Blacklisted - When People Grow, People Go

Blacklisted - "When People Grow, People Go"
chronique Blacklisted - When People Grow, People Go

Blacklisted existe depuis une douzaine d'années et constitue un bon bourrin racé dans l'écurie Deathwish. Je pourrais arrêter ma chro ici mais ce serait particulièrement malhonnête car peu de groupes mêlent avec talent la fougue oldschool d'un HxC verruqueux et les expérimentations musicales. Les Américains font partie de ce cercle restreint.

 

Equipé d'un son puissant When People Grow, People Go demande tout de même un temps d'adaptation certain pour un Coreux de base. Le titre d''intro "Insularized" faite en effet flipper son crâne rasé mais pas dans le bons sens du terme. Heureusement tout s'emballe très vite sans sommation avec une violence réjouissante pour de nouveau replomber le morceau de façon catastrophique. Mala suerte ! Drôle de choix pour ouvrir un album... autant dire pas loin du tranchage de veine avec un couteau émoussé.

 

La dissonance guitarististique semble être une gimmick du groupe pour montrer le côté expérimental déjà évoqué. Je me gausse en fait. Blacklisted est en effet un groupe de bœufs se parant d'atours civilisés. Un peu de gling glong de-ci de-là ne fait pas un album expérimental. Le chant de George Hirsch ne traîne pas aussi, heureusement, dans le registre plaintif car le monsieur a du coffre et fait beaucoup pour la rage du combo. On sent la névrose pointer le bout de son nez, genre je fais de la musique en guise de psychothérapie. Je devrais m'y mettre, tiens.

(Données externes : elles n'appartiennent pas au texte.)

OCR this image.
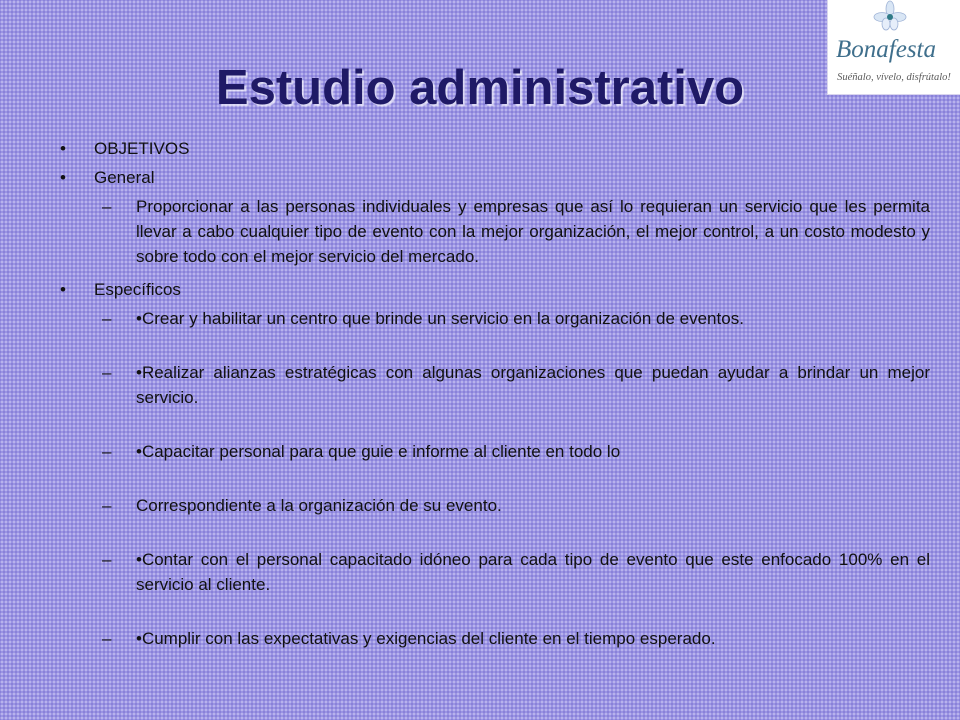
Bonafesta
Suéñalo, vívelo, disfrútalo!
Estudio administrativo
• OBJETIVOS
• General
– Proporcionar a las personas individuales y empresas que así lo requieran un servicio que les permita llevar a cabo cualquier tipo de evento con la mejor organización, el mejor control, a un costo modesto y sobre todo con el mejor servicio del mercado.
• Específicos
– •Crear y habilitar un centro que brinde un servicio en la organización de eventos.
– •Realizar alianzas estratégicas con algunas organizaciones que puedan ayudar a brindar un mejor servicio.
– •Capacitar personal para que guie e informe al cliente en todo lo
– Correspondiente a la organización de su evento.
– •Contar con el personal capacitado idóneo para cada tipo de evento que este enfocado 100% en el servicio al cliente.
– •Cumplir con las expectativas y exigencias del cliente en el tiempo esperado.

Deuxième gros atouts des gars de Philadelphie, la guitare tranchante et abrasive de Pepito (mi corazon ?). La six cordes sait se faire aussi plus nuancée de façon impromptue, ajoutant un parfum southern sur la fin de "Gossamer".

Le blase de leur ville native signifie « amour fraternel » mais point d'amour sur When People Grow, People Go. Car les baisses de tempo ne sont là que pour alourdir le propos. "Foreign Observer" est un bon exemple de morceau groovy et puissant, grâce à une basse grondante. Pourtant ici on n'oublie pas qu'on joue du HxC, les morceaux sont donc courts en majorité, secs et sauvages. Blacklisted ne perd pas de temps à développer son propos préférant utiliser un laminoir comme la société américaine sait si bien l'être pour ses "intouchables".

 

Rejeton d'un Oncle Sam désabusé, d'un cauchemar éveillé, Blacklisted continue son odyssée au milieu d'une scène HxC souvent auto parodique, avec identité et passion.